- Born: 1827
- Died: 10 February 1861 (aged 33–34) New Delhi, British India

= Gangadhar Nehru =

Kotwal and Motilal Nehru's father (1827 – 1861)

Gangadhar Nehru (1827 – 10 February 1861) was the kotwal (chief police officer) of Delhi during the 1857 Indian rebellion. He was the father of Indian National Congress leader Motilal Nehru and the grandfather of the first Prime Minister of India, Jawaharlal Nehru.

== Early life ==
He was born in 1827, was appointed the kotwal of Delhi sometime before 1857. He was the last Kotwal of Delhi. After the revolt of 1857, when the British police took over the city of Delhi and started the massacre, he moved to Agra with his wife Jiorani Devi and their three children.

== Sons ==
He had three sons. The eldest, Banshidhar Nehru, started working in the Justice Department after the establishment of Victoria's rule in India and was continuously appointed to various places across the country, which kept him away from the family. The second son, Nandlal Nehru, served as the Diwan of Khetri, a princely state in Rajasthan, for about ten years. Later, he returned to Agra, obtained his legal education, and began practicing law there, becoming one of Agra's successful lawyers. Due to the formation of the Allahabad High Court, he had to spend most of his time in Allahabad for work, so he moved his family there permanently and practiced law in both Allahabad and Kanpur.

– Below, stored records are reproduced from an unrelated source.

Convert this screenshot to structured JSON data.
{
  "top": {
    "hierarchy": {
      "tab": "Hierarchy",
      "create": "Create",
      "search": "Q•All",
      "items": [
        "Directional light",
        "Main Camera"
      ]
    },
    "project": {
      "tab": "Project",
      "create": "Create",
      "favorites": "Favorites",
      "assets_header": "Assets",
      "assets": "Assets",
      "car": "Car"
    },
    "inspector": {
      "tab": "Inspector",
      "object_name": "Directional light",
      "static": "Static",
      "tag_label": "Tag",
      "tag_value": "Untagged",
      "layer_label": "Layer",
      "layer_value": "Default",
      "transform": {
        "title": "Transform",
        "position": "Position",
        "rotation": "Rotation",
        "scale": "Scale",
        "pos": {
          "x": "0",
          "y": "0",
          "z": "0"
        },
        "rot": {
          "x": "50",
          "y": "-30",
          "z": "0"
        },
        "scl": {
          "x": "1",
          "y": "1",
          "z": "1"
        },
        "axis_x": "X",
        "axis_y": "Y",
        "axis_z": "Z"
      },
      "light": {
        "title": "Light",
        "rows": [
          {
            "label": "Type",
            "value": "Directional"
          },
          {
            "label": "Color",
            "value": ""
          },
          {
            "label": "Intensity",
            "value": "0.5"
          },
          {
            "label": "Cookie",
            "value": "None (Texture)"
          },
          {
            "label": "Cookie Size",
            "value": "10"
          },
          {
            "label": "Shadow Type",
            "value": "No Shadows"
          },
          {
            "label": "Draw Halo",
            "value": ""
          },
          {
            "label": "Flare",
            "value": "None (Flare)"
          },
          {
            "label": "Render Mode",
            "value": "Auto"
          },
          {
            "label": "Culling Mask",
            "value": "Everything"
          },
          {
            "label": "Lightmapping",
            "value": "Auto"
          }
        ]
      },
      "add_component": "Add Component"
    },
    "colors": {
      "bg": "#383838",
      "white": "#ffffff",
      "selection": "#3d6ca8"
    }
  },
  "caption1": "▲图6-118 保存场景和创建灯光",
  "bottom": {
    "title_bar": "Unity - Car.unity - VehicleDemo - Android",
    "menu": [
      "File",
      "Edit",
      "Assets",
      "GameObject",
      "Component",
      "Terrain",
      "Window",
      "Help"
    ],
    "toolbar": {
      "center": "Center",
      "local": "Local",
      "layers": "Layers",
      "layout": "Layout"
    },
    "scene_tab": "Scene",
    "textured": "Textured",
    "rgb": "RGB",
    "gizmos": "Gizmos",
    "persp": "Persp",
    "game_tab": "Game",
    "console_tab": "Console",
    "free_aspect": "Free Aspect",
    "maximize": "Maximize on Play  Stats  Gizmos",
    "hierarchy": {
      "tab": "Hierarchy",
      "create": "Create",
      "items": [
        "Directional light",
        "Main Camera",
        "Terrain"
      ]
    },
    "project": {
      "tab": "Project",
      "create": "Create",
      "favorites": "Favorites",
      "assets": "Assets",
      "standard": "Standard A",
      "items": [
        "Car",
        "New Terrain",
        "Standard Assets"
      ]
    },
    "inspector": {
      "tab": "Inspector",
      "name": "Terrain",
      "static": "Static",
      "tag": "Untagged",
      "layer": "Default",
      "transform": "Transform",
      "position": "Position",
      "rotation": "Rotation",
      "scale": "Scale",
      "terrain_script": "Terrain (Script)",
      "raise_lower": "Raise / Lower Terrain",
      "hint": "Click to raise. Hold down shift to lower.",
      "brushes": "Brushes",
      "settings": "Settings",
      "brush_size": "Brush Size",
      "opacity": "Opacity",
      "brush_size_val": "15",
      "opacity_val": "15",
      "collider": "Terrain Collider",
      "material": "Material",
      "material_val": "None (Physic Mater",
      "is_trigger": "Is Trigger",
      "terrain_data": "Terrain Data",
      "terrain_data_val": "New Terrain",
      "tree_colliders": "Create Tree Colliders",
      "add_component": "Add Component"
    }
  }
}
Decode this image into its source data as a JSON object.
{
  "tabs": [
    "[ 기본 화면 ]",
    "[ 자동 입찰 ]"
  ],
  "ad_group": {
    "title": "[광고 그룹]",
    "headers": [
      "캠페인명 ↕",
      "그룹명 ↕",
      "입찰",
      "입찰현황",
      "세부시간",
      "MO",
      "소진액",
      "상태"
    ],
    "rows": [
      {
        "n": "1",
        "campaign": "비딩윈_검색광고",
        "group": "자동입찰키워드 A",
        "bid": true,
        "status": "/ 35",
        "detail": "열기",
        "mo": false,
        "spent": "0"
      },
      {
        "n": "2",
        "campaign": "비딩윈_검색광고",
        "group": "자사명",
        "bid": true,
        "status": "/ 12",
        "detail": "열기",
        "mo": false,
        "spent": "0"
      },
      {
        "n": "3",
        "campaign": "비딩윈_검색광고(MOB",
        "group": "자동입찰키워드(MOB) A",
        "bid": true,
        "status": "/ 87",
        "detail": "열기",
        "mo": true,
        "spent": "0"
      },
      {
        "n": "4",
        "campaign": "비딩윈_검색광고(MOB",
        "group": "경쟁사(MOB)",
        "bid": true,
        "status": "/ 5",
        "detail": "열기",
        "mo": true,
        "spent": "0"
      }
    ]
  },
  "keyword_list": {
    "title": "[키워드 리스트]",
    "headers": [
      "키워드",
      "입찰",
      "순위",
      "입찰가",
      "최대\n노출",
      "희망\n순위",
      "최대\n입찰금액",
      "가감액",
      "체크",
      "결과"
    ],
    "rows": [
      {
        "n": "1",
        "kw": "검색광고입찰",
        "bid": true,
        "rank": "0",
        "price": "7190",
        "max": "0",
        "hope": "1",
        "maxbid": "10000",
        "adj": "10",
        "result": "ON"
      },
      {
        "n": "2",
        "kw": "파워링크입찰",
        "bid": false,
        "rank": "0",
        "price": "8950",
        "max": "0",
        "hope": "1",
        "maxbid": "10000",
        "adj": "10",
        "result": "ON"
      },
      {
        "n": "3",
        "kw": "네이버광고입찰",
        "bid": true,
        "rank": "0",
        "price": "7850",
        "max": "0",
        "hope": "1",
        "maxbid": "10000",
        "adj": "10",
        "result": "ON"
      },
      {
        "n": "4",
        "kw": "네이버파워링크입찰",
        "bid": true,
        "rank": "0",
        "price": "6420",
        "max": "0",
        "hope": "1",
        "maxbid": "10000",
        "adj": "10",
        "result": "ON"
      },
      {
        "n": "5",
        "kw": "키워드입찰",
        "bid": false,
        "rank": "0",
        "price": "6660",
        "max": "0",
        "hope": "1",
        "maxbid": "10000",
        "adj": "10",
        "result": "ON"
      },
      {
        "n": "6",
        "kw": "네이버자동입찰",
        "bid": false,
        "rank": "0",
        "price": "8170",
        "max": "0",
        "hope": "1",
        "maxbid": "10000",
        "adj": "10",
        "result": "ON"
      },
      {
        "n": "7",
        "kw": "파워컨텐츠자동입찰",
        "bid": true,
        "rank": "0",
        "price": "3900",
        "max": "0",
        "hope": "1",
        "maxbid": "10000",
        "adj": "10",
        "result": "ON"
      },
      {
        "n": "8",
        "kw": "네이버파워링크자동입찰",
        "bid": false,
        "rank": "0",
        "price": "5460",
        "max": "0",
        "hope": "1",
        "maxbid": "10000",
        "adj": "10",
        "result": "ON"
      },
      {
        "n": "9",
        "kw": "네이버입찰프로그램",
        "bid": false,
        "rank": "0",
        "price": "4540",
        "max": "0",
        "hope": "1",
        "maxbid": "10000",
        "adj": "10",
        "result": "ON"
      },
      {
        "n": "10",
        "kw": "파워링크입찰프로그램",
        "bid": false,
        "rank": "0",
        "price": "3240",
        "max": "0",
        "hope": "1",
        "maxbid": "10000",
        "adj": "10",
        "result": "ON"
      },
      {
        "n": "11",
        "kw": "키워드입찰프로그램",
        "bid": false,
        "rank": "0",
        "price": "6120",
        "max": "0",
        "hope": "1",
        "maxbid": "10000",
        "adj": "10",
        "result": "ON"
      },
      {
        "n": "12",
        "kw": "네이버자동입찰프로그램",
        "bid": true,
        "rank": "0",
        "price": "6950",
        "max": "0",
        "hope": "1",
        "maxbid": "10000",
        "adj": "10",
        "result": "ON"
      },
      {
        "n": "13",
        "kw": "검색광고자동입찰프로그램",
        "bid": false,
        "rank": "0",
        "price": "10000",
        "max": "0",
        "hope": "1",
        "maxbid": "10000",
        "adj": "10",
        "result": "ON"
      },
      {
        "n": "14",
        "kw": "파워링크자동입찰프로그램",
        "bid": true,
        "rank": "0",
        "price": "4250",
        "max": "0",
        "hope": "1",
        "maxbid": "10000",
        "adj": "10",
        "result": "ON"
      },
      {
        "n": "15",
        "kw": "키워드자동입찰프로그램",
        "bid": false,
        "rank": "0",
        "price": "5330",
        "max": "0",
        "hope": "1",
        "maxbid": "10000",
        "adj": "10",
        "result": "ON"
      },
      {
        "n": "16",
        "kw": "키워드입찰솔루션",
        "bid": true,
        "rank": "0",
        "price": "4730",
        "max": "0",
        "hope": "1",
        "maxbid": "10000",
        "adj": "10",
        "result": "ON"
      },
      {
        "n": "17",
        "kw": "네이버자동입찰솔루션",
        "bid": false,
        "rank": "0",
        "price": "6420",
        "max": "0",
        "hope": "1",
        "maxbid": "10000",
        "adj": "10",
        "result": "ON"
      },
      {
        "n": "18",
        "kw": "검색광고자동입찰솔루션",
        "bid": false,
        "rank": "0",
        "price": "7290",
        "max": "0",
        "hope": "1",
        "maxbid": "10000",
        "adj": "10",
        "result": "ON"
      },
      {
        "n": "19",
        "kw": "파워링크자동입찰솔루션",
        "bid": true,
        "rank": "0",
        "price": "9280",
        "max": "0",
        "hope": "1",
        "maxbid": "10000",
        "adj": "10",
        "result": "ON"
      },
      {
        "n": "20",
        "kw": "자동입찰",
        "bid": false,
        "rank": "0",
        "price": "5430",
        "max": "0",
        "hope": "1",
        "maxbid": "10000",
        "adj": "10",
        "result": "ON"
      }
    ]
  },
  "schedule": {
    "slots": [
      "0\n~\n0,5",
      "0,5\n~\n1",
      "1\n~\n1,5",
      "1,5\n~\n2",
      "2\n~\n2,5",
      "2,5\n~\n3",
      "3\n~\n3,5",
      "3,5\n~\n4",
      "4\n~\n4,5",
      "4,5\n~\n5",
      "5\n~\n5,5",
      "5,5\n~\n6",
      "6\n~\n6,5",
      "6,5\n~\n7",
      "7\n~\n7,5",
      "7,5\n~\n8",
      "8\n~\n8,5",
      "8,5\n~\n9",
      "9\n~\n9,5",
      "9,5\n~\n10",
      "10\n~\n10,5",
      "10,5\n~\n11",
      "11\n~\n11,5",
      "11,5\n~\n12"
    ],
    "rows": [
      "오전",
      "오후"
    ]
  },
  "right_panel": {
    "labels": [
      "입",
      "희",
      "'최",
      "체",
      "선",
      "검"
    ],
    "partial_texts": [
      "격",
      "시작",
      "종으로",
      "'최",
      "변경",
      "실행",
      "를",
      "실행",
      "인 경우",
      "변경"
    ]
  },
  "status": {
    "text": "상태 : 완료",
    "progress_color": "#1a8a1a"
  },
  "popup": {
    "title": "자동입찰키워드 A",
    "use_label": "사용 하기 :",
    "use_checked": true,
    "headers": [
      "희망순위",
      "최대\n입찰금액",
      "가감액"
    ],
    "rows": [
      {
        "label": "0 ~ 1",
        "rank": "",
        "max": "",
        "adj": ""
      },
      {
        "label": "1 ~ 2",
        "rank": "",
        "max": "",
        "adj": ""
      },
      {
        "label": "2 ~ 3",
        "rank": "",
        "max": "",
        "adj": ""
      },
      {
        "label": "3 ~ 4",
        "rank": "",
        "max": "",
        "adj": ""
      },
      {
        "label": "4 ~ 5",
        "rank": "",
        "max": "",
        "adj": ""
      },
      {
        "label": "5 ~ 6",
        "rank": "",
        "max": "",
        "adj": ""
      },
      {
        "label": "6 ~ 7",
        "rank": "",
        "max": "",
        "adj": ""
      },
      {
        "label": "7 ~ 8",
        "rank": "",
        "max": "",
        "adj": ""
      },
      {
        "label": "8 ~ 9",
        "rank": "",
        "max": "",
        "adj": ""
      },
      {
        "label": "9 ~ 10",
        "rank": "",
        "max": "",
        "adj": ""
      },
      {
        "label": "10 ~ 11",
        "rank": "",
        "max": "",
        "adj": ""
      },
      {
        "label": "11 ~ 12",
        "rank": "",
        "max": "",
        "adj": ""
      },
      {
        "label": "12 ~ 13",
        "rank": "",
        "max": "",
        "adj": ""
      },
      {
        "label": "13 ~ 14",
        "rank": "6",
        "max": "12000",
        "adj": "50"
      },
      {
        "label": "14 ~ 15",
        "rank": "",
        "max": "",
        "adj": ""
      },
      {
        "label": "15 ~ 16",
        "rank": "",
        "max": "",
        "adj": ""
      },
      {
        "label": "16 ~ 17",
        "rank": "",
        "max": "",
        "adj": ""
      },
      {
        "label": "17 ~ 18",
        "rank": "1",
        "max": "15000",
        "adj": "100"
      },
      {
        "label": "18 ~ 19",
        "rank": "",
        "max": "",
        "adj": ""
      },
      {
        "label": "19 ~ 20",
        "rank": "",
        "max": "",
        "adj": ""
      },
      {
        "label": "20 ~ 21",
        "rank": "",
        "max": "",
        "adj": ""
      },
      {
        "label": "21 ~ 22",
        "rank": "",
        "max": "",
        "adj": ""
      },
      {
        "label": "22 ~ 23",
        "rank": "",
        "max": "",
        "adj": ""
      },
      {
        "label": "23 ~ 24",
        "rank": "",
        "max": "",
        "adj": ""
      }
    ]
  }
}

The third son was Motilal Nehru, who was deeply influenced by his elder brother, Nandlal Nehru. Since Nandlal was considered one of the best lawyers in Kanpur, Motilal started his practice there as his assistant. Motilal later became a famous lawyer in his own right. His son (Gangadhar's grandson), Jawaharlal Nehru, became the first Prime Minister of India.